T. Uribe-Leitz1, S. R. Rosas Osuna2, M. M. Esquivel1, A. Cervantes Trejo3,4, N. Y. Garland1, J. Cervantes5,6, K. L. Staudenmayer1, D. A. Spain1, T. G. Weiser1 1Stanford University School Of Medicine,Department Of Surgery,PALO ALTO, CA, USA 2Mexican Ministry Of Health,National Council Of Injury Prevention,MEXICO, DF, Mexico 3National Institute For Educational Evaluation,MEXICO, DF, Mexico 4Anahuac University,Institute Of Public Health,Huxquilucan, MEXICO, Mexico 5Universidad Nacional Autónoma De México (UNAM),Facultad De Medicina,MEXICO, DF, Mexico 6American British Cowdray Medical Center,Department Of Surgery,MEXICO, DF, Mexico
Introduction: Mexico has a robust epidemiologic public hospital reporting system, yet little has been published about the volume and outcomes of surgical procedures. In light of the recent Lancet Commission on Global Surgery recommendations on indicators of capacity and outcomes, we sought to understand the volume of surgery and outcomes for public hospitals in Mexico in 2014. We also assessed four common procedures – cesarean delivery, appendectomy, cholecystectomy, and groin hernia repair – to better understand access to basic surgical care. Finally, we evaluated the number of clinicians available to provide care.
Methods: We queried the online public database of the Ministry of Health in Mexico to obtain information on the volume of operations occurring in public hospitals. We used ICD10 Current Procedural Terminology (CPT) codes reported per hospital discharge by state in 2014, filtered by procedure type, to ascertain the number of reported surgical procedures. We also identified deaths during hospitalizations that included a surgical procedure. We evaluated four commonly performed operations –cesarean delivery, appendectomy, cholecystectomy, and groin hernia repair– to assess both specific volume and proportion of total surgical volume. We also obtained in-hospital deaths, population data, and number of general and specialized surgeons and obstetricians/gynecologists (Ob/Gyns) in each state.
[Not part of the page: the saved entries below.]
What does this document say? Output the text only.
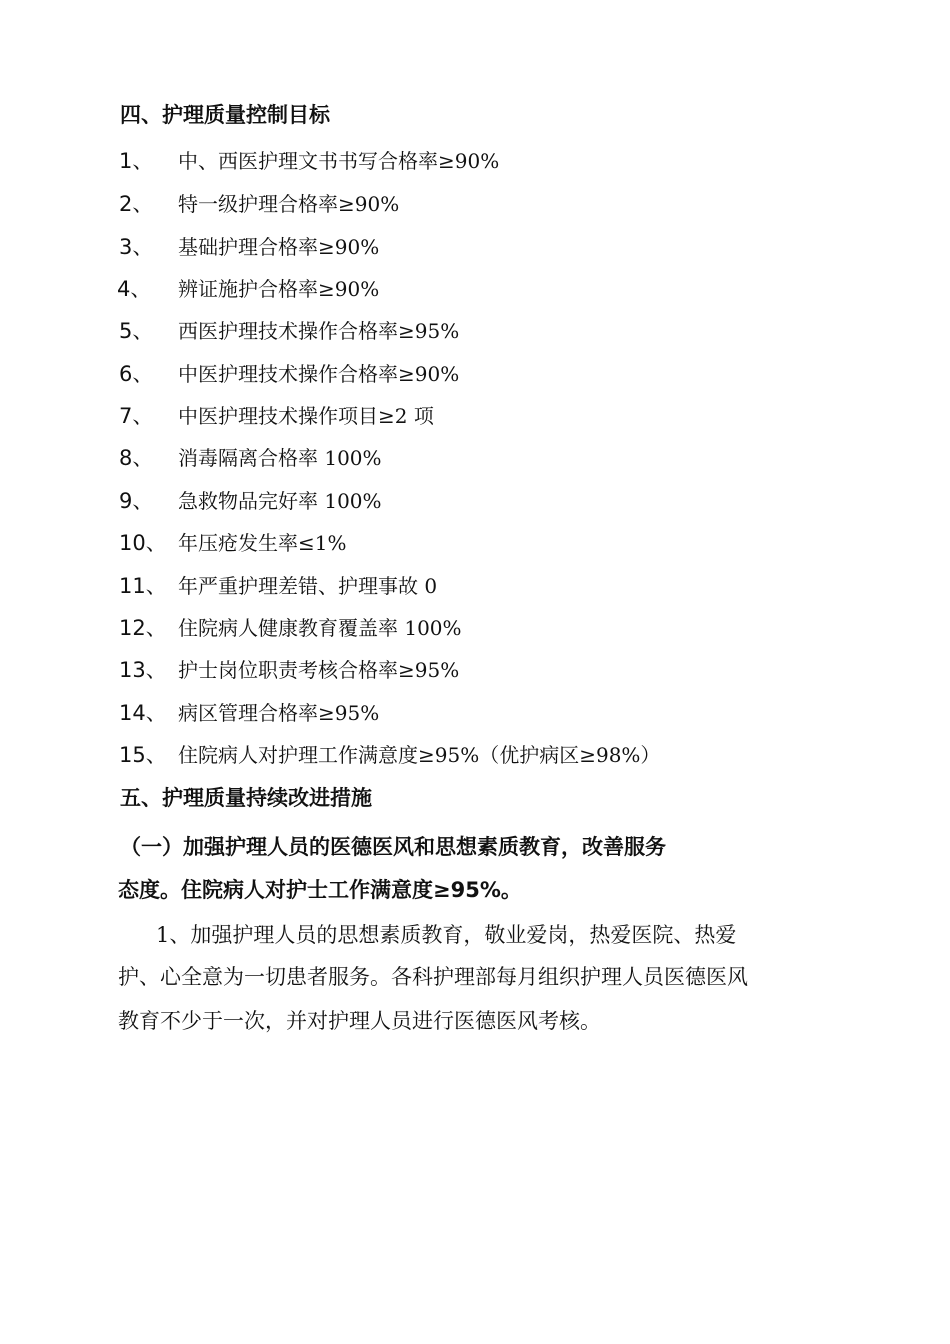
四、护理质量控制目标
1、 中、西医护理文书书写合格率≥90%
2、 特一级护理合格率≥90%
3、 基础护理合格率≥90%
4、 辨证施护合格率≥90%
5、 西医护理技术操作合格率≥95%
6、 中医护理技术操作合格率≥90%
7、 中医护理技术操作项目≥2 项
8、 消毒隔离合格率 100%
9、 急救物品完好率 100%
10、 年压疮发生率≤1%
11、 年严重护理差错、护理事故 0
12、 住院病人健康教育覆盖率 100%
13、 护士岗位职责考核合格率≥95%
14、 病区管理合格率≥95%
15、 住院病人对护理工作满意度≥95%（优护病区≥98%）
五、护理质量持续改进措施
（一）加强护理人员的医德医风和思想素质教育，改善服务
态度。住院病人对护士工作满意度≥95%。
1、加强护理人员的思想素质教育，敬业爱岗，热爱医院、热爱
护、心全意为一切患者服务。各科护理部每月组织护理人员医德医风
教育不少于一次，并对护理人员进行医德医风考核。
Results: A total of 1,655,468 operations were performed in public hospitals in 2014. Of this total, 22.6% were cesarean deliveries, 4.1% cholecystectomies, 3.6% appendectomies, and 1.8% groin hernia repairs. From these operations 13,277 patients died, yielding a mean case fatality rate (deaths per 1000 procedures) of 8.02. The mean case fatality rate ranged substantially by state (2.59-14.28). Mortality also varied by procedure. The national mean case fatality rate was 0.28 for cesarean deliveries (range 0-0.95 by state), 4.64 for cholecystectomy (range 0.73-12.42 by state), 3.03 for appendectomy (range 0-9.55 by state), and 3.78 for groin hernia repair (range 0-12.64 by per state). We identified 3,910 individual general and specialized surgeons and 4,802 Ob/Gyns. The mean number of providers per 100,000 people was 3.27 (range 0.92 -7.02 by state) for surgeons and 4.01 (range 2.19 –7.43 by state) for Ob/Gyn.
Conclusion:The national mean case fatality rate for the selected surgical procedures in Mexican public hospitals is low and is comparable to highly developed countries. However, closer examination reveals a large degree of variation by state, by procedure, and by provider density suggesting an opportunity for improvement. National standardized data collection systems are essential for analyzing access and provision of surgical care, and understanding patient outcomes. However, the private sector is not included in this reporting system.